However, I do enjoy listening to the rain when I’m snug and cosy at home. It feels good to be in a warm room listening to the rain thundering on the galvanised iron roof . “It’s really coming down out there.” my husband and I say to each other. “I’m glad we’re not out in it.” Of course there is more than just being grateful for our good fortune in having a roof over our heads. After a hot dry summer it is wonderful to see how everything turns green again after a good rain.
Many people think that it rains all the time in Tasmania and parts of it are quite wet at times, but Hobart itself is the second driest capital city in Australia. Adelaide, where we used to live, is the driest.
There were drought conditions here for some years in the mid 2000’s and the midlands and east coast of Tasmania really suffered. Farmers had to put stock down because there was no feed. Lake Dulverton at Oatlands dried up completely. I was told that years ago they used to have sailing and even speed boat racing on Lake Dulverton, I walked around the lake and saw the remains of moorings and there was the sailing club but the lake itself reminded me of the cover of the Midnight Oil album “Red Sails In The Sunset” which showed Sydney Harbour with no water.

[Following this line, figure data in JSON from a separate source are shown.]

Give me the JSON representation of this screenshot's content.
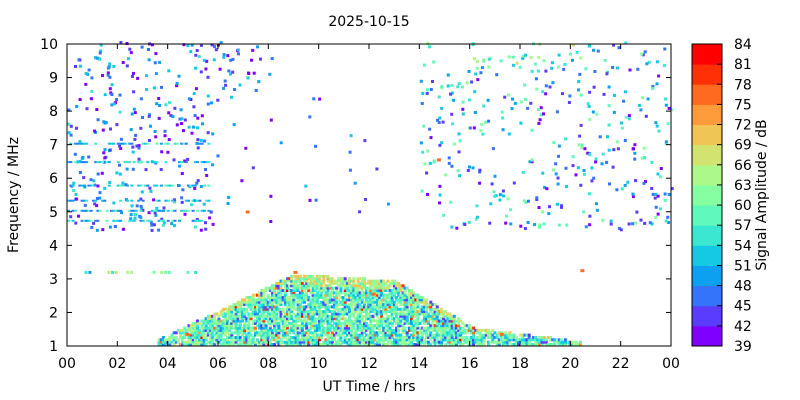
{
  "chart_data": {
    "type": "heatmap",
    "title": "2025-10-15",
    "xlabel": "UT Time / hrs",
    "ylabel": "Frequency / MHz",
    "colorbar_label": "Signal Amplitude / dB",
    "xlim": [
      0,
      24
    ],
    "ylim": [
      1,
      10
    ],
    "x_ticks": [
      "00",
      "02",
      "04",
      "06",
      "08",
      "10",
      "12",
      "14",
      "16",
      "18",
      "20",
      "22",
      "00"
    ],
    "y_ticks": [
      "1",
      "2",
      "3",
      "4",
      "5",
      "6",
      "7",
      "8",
      "9",
      "10"
    ],
    "colorbar_ticks": [
      "39",
      "42",
      "45",
      "48",
      "51",
      "54",
      "57",
      "60",
      "63",
      "66",
      "69",
      "72",
      "75",
      "78",
      "81",
      "84"
    ],
    "colorbar_range": [
      39,
      84
    ],
    "colorbar_colors": [
      "#8000ff",
      "#5a3cfe",
      "#3474fa",
      "#0ea0f0",
      "#15c8e4",
      "#3be7d1",
      "#60f9bb",
      "#86ffa3",
      "#acf88a",
      "#d2e370",
      "#f0c555",
      "#ff9b3b",
      "#ff6a21",
      "#ff3006",
      "#ff0000"
    ],
    "features": [
      {
        "name": "sporadic scatter high band",
        "t_range": [
          0,
          8
        ],
        "f_range": [
          4.5,
          10
        ],
        "level": "low"
      },
      {
        "name": "horizontal streaks",
        "t_range": [
          0,
          5.5
        ],
        "f_levels": [
          4.7,
          5.0,
          5.3,
          5.75,
          6.4,
          7.0
        ],
        "level": "low-mid"
      },
      {
        "name": "upper band late",
        "t_range": [
          14,
          24
        ],
        "f_range": [
          4.5,
          10
        ],
        "level": "low-mid"
      },
      {
        "name": "daytime low-frequency dome",
        "t_range": [
          3.5,
          20.5
        ],
        "f_peak": 3.1,
        "t_peak": 9.5,
        "level": "mid-high"
      }
    ]
  }
}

It would have made a great dirt bike track at that time.
Finally, there came a wet winter, it rained and rained. Gradually the lake filled and finally in spring of 2009 it was full for the first time in many years. I remember visiting the lake around this time and seeing people rowing and fishing on the lake. That did make me feel like singing.
So even though I curse it when I get caught in it or when my husband spatters the washing with mud with his car I really do love the rain because it brings new life.